"You feel better, you do feel better, don't you? Yes, yes, you must feel better!"

"Since you say so, you must be very sure of it," he would say slyly, with an ironical smile.

And then seeing her great, timid, innocent eyes fill with tears, he would repent of his unseasonable words, and add, caressing her hand:—

"Don't mind about me. I am doing well. To-morrow I shall be all right; truly I shall."

And the young wife was happy for a few moments, until she would be alarmed again by some new complaint from the sick man.

How delightful when he got well again! It was the first time that her husband ever heard her sing at the top of her voice. She ran and jumped, jested with the maids, and was even quite successful in mimicking the Madrid accent which Juana had been recently acquiring. This sudden attack of obstreperous joy formed a lovely contrast with the usual seriousness of her character. Miguel, who knew the reason of it, looked at her with delight.

When he was entirely recovered, it was incumbent upon them to attend mass at San Sebastian. Maximina suggested it, and asked him with so much humility that he hadn't the heart to object.

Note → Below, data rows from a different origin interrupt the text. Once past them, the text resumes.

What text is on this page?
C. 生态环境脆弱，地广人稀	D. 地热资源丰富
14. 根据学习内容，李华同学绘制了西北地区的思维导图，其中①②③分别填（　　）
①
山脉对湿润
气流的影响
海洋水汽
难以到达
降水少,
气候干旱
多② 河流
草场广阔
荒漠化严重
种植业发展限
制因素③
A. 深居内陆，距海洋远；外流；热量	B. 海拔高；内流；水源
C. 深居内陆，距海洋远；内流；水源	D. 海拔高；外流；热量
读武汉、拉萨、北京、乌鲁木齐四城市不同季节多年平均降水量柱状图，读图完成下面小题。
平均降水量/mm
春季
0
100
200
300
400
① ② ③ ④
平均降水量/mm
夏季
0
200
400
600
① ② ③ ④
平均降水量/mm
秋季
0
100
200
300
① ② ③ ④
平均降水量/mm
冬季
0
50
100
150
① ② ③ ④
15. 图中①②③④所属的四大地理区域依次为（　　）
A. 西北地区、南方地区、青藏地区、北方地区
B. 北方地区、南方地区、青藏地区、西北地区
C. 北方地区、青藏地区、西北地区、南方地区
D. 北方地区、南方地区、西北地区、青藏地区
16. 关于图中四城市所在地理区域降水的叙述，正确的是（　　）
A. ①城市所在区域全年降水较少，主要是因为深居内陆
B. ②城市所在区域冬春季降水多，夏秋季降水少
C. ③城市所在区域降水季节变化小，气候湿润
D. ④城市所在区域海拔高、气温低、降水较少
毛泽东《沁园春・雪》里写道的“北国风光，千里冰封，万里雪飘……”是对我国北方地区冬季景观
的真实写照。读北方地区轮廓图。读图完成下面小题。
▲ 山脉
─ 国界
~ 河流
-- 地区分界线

The former colegiala of the convent of Vergara could not help mixing religion with all the acts of her life. Miguel, in spite of his own lack of faith, found his wife's piety so poetical, so innocent, that it never once passed through his mind to disaffect her of it. "If ever it became hypocritical, it would be quite another thing," he said to himself.

Consequently he was not at all averse to going with her every Sunday to mass; besides, Maximina for many months could not bring herself to set foot in the street alone.

After a while, however, the brigadier's son began to forget his duty, and under the pretext that San Sebastian was near at hand, he would stay at home Sunday mornings, while Maximina, with heroic courage, would assume the terrible risk of going to church all by herself.